Testing users' presentation and avatar realism in the tasks of VR

Authors:
(1) Rafael Kuffner Dos Anjos;
(2) Joao Madeiras Pereira.
Table
Summary and 1 Introduction
2 related work and 2.1 virtual avatar
2.2 points in the cloud visualization
3 Test Design and 3.1 Setup
3.2 User Presentation
3.3 Methodology
3.4 Virtual environment and 3.5 Description of tasks
3.6 Questionnaires and 3.7 participants
4 Results and Discussion and 4.1 User Preferences
4.2 Fulfillment of the task
4.3 Discussion
5 conclusions and references
3 Test design
In addition, we explore the impact of realism and perspective on natural tasks. In this section, we describe the main aspects of representing users and designing the task experience. The following paragraphs are presented in the concept of the task, the performances of the Avatar and the setup used on the test task.
3.1 Setup
Because of the two main reasons, a large -scale setting was used; First, the fact that the Kinect sensor has its own effective range (0.4-4.5 m, if the skeletons lose 2.5 m reliability), and more space was required to properly assess the navigation task. If the user is within the limits of the sensors' working range, the quality of experience would be endangered, so that the wide setting of frame products ensures that the entire user of the user is always visible by at least one camera. Second, since the perspective of a third party is presented as one interaction paradigm, the whole participant's body must be visible all the time to avoid the performances of the presentation.
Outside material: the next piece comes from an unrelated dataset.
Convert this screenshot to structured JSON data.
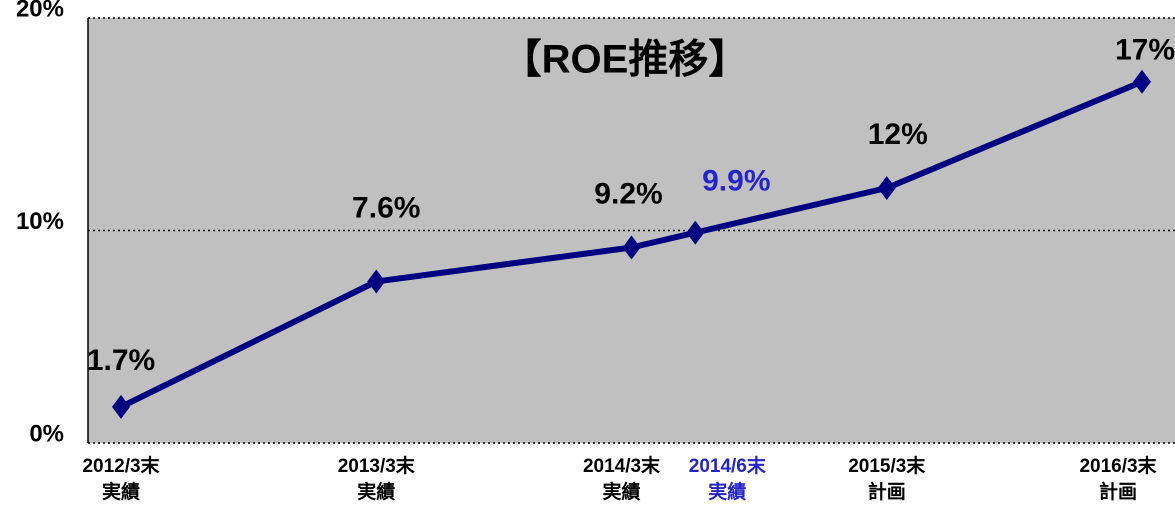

The narrow baseline or one sensor setting would only capture half of the participant's body, threatening the experience.
The five sensors are fixed to the lab wall where the study was held, which covers the area of about 4 x 4 meters. As the proposed navigation tasks were mainly between the two goals, we mapped the environment so that the participant was always faced with the sensor at the time of completing the tasks, so that his / her hands were always visible to the first person's perspective and the third person's perspective. The physical setting chosen for our study can be seen in Figure 1.
3.2 User Presentation
We chose three different user presentations according to the known Uncanny Valley effect. Camera positioning in a third person's view is based on Kosch and others in the previous work. [17]where the camera is above the head of the user to ensure better spatial awareness.
In all the performances used, the location and rotation of the Kinect joints are mapped directly into the avatars using direct kinematics.
3.2.1 Summary
The first avatar is a simplified avatar performance consisting of abstract components. The spheres were used for each joint and
Head and cylinders for each bone connection. Only joints were represented by Microsoft Kinect. Figures 2a and 2b How this presentation is for the first and third perspectives of the first and third person (1PP and 3PP).
3.2.2 network
Another performance is a realistic mesh avatar that resembles a person. This presentation did not include the animation of the individual fingers as the Kinect sensor does not monitor them. Figures 2C and 2D show this presentation respectively for the first and third persons (1PP and 3PP).
3.2.3 point cloud
This body presentation is based on a combination of separate point clouds of Microsoft Kinect sensors. Each single sensor first grabs each person's skeleton information in their field of view. After a combination of depth and color values seen with the camera, a point cloud is created and the points that are important to users are segmented from the background.
In many points of the interaction, different cameras send very similar information, and due to the timely nature of our problem, the integration or redundancy mode of different flows is not made. We decided to apply a simple decent technique that takes into account which parts of the body are more appropriate for the task. Using the skeleton information, we attach different priorities to each hinge according to the parameters defined by the user. For the virtual reality scenario, it was found that the information on the hands was more valuable and the main information was discarded.
Since each sensor can be associated with one computer, we transmit both skeletal and point cloud data to the Host computer where the app is running. For each point, we transmit (X, Y, Z, R, G, B, Q), which are 3D coordinates, color and one bit that shows high or low quality. This last bit is necessary in the Hostri application to adjust the rendering parameters. If higher quality points are more closely grouped, requiring smaller splic size, sub -selected areas must use larger splicons to create closed surfaces.
Each sensor position is previously configured after the calibration stage. The data read through the grid is then screened and rendered in the environment with a surface aligned with splids. For interaction purposes, the transmitted skeleton information is used. We can successfully screen the transmitted avatars and render 30 frames per second, allowing the user to communicate clean. Figures 2E and 2F show this presentation in the first and third person.